La 29e édition des Universités du Ramadan s’est achevée à Tivaouane sous l’égide du Dahiratoul Moustarchidina Wal Moustarchidaty (Dmwm). Entre réflexions sur l’Intelligence artificielle et mise en garde contre les agendas de dépravation, ce rendez-vous intellectuel majeur a réaffirmé l’urgence de préserver les valeurs islamiques face aux fractures du monde contemporain.
Les rideaux sont tombés sur la 29e édition des Universités du Ramadan, carrefour de l’excellence intellectuelle, dont le thème central, «La Oummah à l’épreuve du monde contemporain : défis, fractures et recomposition», a tenu toutes ses promesses. Durant presque tout le mois béni, Tivaouane-la-pieuse a vibré au rythme de ce grand rendez-vous culturel et intellectuel, devenu incontournable pour la Oummah islamique.
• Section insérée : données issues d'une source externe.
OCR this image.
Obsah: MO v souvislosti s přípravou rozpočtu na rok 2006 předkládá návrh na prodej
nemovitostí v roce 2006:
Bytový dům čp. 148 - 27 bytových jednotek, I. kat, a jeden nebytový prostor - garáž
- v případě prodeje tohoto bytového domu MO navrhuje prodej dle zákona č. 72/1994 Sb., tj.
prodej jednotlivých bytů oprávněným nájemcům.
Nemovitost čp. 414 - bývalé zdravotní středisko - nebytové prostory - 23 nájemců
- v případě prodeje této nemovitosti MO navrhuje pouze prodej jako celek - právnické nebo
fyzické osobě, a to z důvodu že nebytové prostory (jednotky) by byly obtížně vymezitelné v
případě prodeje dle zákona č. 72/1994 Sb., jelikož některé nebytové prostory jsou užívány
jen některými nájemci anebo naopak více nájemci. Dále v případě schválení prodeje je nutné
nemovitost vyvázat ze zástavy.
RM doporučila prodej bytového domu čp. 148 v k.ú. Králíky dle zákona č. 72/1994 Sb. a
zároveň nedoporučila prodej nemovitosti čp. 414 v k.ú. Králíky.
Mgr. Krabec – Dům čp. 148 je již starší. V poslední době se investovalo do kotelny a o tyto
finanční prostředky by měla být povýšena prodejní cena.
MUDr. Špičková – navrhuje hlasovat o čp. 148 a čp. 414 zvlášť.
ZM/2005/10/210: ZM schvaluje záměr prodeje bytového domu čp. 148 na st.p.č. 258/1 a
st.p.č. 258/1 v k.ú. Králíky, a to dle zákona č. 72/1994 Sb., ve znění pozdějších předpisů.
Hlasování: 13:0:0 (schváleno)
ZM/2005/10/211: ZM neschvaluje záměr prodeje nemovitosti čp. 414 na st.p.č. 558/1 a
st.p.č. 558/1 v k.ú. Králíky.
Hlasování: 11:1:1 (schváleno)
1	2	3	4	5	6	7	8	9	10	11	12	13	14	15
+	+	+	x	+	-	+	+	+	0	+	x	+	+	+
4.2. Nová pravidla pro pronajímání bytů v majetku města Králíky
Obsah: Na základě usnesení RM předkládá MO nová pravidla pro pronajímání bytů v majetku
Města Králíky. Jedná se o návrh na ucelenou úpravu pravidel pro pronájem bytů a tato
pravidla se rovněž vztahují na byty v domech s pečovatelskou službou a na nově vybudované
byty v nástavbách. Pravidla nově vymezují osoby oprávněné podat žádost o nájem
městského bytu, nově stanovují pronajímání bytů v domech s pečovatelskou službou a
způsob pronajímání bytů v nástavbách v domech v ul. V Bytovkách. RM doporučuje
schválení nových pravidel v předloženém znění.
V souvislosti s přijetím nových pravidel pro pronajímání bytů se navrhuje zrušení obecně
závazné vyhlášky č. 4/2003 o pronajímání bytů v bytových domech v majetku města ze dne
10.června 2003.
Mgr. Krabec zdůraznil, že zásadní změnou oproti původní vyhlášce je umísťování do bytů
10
La cérémonie de clôture a été rehaussée par la présence de Cheikh Al Seydi Mouhamadou Moustapha Sy Al Makhtoum, Responsable moral du Dmwm. Fondé au début des années 1970, ce mouvement spirituel continue de porter haut l’étendard de l’éducation religieuse et de la quête de la «bonne direction» à travers ses célèbres universités.
Des sommités au chevet de la Oummah
«Une édition particulièrement réussie», s’est réjoui Cheikh Tidiane Sarr, coordonnateur du comité scientifique. Il a souligné la qualité exceptionnelle des débats, animés par des sommités venues de divers horizons : Touba, Tivaouane, Médina Baye, Ndiassane, Diamal, et du monde académique avec la présence des professeurs Souleymane Bachir Diagne, Mbaye Thiam, Bakary Samb, ainsi que de nombreux experts et cadres du Dmwm. Les discussions ont permis d’analyser en profondeur les fractures idéologiques et doctrinales qui divisent la Oummah, notamment le schisme entre Sunnites et Chiites, exacerbé par les tensions géopolitiques actuelles entre l’Iran et ses adversaires.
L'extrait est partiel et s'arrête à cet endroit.